Sablin's description: "Aunties is a series of photographs detailing the lives of two unmarried sisters living in a Russian village. Alevtina and Ludmila are in their seventies, but carry on the traditional way of life, chopping wood for heating the house, bringing water from the well, and making their own clothes. Vegetables they harvest in the fall and berries they gather in the summer supplement the meager pensions on which the elderly subsist in Russia. My photographs of them are a meditation on aging, family and a sense of belonging. The house in which the sisters live was built by their father, the rugs woven by their mother. They contribute to the home as well, with new wallpapers, hand-sewn curtains, quilts and lace. Folded handwritten recipes contain seeds for planting, or rolled up balls of stray hair. Their environment is as much a character as they are themselves."
The collection consists of 39 13"x19" color photographs printed on Epson Exhibition Fiber Paper.
Nadia Sablin, a native of Russia, earned a B.F.A. from the Rochester Institute of Technology in 2002 and an M.F.A. from Arizona State University in 2011. A freelance photographer based in Brooklyn, New York, Sablin’s work has been featured in such publications as the New York Times, the Guardian, the Moscow Times, Slate, American Photo, the Calvert Journal, and WPO’s The Magazine. Sablin has received the Firecracker Photographic Grant, a New York Foundation for the Arts fellowship, a Puffin Foundation Grant, and was named one of the Magenta Foundation’s Emerging Photographers in 2011 as well as Sean O’Hagan’s Juror’s Pick for the Daylight Photo Awards in 2013. Sablin’s photographs have been seen in solo and group exhibitions across the U.S., including the Philadelphia Museum of Art, the Southeast Museum of Photography, the Cleveland Museum of Art, Blue Sky Gallery in Oregon, and Texas Women’s University School of Art.
About the CDS/ Honickman First Book Prize in Photography: North American photographers who are pursuing work of creative or social importance have too few opportunities for support and recognition; this is especially true when photographers are engaged in personal or in-depth ongoing projects. And while there are other sources for grants and fellowships in photography, the chance to see a body of work in print, as a coherent book-length work, is rare. Concerned about these problems and recognizing their shared organizational interests, the Honickman Foundation and the Center for Documentary Studies at Duke University came together to create this important biennial book-publication prize, first awarded in 2002.
The prize is open to North American photographers who use their cameras for creative exploration, whether it be of places, people, or communities; of the natural or social world; of beauty at large or the lack of it; of objective or subjective realities.

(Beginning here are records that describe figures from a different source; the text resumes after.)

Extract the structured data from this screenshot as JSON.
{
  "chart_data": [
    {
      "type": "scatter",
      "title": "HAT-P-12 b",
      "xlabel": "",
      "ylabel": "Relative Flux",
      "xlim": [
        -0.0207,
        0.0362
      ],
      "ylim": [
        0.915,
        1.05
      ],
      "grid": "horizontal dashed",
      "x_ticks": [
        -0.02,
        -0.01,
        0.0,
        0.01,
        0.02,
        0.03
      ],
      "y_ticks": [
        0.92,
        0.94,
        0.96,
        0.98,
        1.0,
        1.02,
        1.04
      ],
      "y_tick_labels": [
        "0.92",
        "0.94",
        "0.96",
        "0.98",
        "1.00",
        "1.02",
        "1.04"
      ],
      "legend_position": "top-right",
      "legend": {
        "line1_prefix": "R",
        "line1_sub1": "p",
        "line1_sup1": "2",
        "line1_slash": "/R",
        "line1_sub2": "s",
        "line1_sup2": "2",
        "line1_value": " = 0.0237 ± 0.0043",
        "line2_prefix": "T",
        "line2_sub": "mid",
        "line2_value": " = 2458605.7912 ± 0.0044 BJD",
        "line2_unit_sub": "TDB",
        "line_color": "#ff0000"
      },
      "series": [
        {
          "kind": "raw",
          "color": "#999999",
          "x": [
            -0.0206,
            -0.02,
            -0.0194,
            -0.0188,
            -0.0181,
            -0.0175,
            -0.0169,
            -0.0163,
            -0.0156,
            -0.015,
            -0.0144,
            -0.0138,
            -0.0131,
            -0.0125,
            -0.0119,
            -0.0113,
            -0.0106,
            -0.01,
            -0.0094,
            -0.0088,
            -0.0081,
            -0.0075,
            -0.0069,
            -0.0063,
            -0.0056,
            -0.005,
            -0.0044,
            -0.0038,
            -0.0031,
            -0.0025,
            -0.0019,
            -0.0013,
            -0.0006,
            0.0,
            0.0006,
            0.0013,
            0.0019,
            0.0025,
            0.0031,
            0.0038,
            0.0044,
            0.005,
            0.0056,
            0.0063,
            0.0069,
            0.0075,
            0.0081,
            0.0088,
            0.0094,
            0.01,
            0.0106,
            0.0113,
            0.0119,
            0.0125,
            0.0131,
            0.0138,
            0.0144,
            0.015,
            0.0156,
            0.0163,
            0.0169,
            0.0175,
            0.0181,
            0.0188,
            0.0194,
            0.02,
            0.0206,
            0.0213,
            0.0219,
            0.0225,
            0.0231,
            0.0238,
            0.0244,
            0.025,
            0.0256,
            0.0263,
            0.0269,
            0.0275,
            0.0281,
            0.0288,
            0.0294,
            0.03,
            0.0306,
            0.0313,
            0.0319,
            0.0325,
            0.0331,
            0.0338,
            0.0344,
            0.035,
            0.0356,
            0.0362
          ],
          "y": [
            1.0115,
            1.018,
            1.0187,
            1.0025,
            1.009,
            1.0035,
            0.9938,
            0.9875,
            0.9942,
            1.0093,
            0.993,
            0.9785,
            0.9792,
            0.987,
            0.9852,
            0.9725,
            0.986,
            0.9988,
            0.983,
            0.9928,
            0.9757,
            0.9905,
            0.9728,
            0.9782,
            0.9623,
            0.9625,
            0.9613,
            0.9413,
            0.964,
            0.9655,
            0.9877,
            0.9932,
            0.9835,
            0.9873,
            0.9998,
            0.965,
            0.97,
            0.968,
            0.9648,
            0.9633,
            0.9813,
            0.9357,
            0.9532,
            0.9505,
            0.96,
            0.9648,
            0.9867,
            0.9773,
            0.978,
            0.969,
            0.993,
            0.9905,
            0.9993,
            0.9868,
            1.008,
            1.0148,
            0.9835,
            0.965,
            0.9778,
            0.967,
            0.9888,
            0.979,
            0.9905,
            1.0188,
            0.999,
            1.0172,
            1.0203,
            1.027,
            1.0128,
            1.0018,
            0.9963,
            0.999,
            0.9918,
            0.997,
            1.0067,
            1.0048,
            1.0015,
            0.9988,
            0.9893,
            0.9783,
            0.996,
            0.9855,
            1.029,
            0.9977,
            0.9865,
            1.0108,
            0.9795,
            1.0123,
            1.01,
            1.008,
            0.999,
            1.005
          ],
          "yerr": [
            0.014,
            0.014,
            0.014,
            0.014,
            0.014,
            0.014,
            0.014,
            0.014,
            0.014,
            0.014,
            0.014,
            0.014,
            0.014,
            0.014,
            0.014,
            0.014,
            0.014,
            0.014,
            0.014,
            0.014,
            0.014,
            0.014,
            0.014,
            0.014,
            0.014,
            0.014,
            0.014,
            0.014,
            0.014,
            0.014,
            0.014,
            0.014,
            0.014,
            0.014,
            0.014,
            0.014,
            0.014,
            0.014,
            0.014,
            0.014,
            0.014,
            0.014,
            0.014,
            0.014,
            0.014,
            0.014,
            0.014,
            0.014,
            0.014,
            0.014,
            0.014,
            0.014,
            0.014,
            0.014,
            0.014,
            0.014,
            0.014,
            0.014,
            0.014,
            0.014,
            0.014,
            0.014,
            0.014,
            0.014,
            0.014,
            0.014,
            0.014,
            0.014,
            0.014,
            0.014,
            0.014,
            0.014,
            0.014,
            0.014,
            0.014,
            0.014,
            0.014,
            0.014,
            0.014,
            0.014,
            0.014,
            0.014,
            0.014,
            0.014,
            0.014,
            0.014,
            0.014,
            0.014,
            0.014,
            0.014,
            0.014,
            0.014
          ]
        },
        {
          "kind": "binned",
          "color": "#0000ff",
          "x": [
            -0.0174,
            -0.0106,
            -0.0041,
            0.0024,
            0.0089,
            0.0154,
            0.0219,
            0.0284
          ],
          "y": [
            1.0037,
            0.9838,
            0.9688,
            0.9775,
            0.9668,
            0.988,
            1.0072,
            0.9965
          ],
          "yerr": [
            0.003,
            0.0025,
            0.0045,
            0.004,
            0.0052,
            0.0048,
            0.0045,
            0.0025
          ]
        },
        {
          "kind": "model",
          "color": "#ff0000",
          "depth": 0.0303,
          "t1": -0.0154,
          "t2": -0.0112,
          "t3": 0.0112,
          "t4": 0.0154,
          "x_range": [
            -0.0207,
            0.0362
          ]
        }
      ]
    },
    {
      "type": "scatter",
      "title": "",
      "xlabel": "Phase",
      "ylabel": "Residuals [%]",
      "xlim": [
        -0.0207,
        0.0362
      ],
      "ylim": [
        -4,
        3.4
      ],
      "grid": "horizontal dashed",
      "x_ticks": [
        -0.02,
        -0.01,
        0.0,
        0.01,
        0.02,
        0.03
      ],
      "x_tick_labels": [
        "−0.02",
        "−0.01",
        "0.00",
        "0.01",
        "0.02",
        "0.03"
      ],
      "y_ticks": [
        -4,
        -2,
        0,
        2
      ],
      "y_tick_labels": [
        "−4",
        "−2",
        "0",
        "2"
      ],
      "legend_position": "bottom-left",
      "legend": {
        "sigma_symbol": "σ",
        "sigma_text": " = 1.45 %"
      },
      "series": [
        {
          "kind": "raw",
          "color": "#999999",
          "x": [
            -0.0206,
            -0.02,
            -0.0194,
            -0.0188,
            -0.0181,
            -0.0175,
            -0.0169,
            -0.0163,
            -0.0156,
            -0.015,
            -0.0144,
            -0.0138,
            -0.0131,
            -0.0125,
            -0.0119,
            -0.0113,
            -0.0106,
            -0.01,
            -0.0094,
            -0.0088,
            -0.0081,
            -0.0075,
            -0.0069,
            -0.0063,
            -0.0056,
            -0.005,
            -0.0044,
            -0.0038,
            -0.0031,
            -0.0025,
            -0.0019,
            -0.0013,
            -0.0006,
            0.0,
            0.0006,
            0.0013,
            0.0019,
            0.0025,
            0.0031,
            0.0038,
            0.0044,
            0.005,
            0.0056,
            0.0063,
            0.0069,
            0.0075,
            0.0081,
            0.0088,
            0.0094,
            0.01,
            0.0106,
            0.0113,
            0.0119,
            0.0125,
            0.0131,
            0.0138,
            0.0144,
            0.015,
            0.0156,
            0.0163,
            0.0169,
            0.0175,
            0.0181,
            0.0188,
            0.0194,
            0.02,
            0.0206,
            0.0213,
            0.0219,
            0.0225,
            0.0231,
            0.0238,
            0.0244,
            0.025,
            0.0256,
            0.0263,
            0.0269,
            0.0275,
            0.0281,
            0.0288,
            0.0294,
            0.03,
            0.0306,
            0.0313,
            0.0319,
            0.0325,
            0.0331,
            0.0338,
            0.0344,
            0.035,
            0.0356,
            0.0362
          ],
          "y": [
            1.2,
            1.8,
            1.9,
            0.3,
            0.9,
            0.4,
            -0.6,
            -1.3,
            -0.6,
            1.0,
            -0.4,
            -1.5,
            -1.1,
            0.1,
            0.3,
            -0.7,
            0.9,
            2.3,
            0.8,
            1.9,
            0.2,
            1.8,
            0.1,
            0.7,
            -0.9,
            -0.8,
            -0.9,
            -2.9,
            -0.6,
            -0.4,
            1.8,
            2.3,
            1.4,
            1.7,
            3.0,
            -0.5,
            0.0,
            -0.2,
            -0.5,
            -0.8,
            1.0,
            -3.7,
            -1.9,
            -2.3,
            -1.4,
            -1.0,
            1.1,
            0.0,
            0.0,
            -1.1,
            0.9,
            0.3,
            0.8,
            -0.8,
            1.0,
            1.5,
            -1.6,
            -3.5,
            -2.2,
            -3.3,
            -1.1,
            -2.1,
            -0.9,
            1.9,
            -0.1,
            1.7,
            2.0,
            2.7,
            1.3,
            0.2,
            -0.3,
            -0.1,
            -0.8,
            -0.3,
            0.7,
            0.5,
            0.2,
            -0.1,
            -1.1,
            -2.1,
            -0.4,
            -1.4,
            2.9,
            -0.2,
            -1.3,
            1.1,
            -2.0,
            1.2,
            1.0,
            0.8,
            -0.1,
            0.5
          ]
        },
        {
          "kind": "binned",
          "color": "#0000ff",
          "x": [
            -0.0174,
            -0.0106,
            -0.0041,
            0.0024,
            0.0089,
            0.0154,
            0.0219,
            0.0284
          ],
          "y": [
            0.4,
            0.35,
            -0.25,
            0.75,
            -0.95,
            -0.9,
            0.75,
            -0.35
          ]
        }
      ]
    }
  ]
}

The prize honors work that is visually compelling, that bears witness, and that has integrity of purpose.
Judges for the First Book Prize in Photography are among the most significant and innovative artists, curators, and writers in contemporary photography: Robert Adams, Maria Morris Hambourg, Robert Frank, Mary Ellen Mark, William Eggleston, and Deborah Willis.
Winners of the CDS/Honickman First Book Prize in Photography receive a grant of $3,000, publication of a book of photography, published by Duke University Press and the Center for Documentary Studies, and inclusion in a website devoted to presenting the work of the prizewinners. Winners also receive a solo exhibit—-beginning with the 2014 prize, at Duke University’s new Rubenstein Library Photography Gallery—-after which the photographs are placed in the library’s Archive of Documentary Arts.
Sandra S. Philips selected Nadia Sablin to win the seventh biennial competition in 2014 for her body of photographs that have been published Aunties by Duke University Press and CDS Books of the Center for Documentary Studies.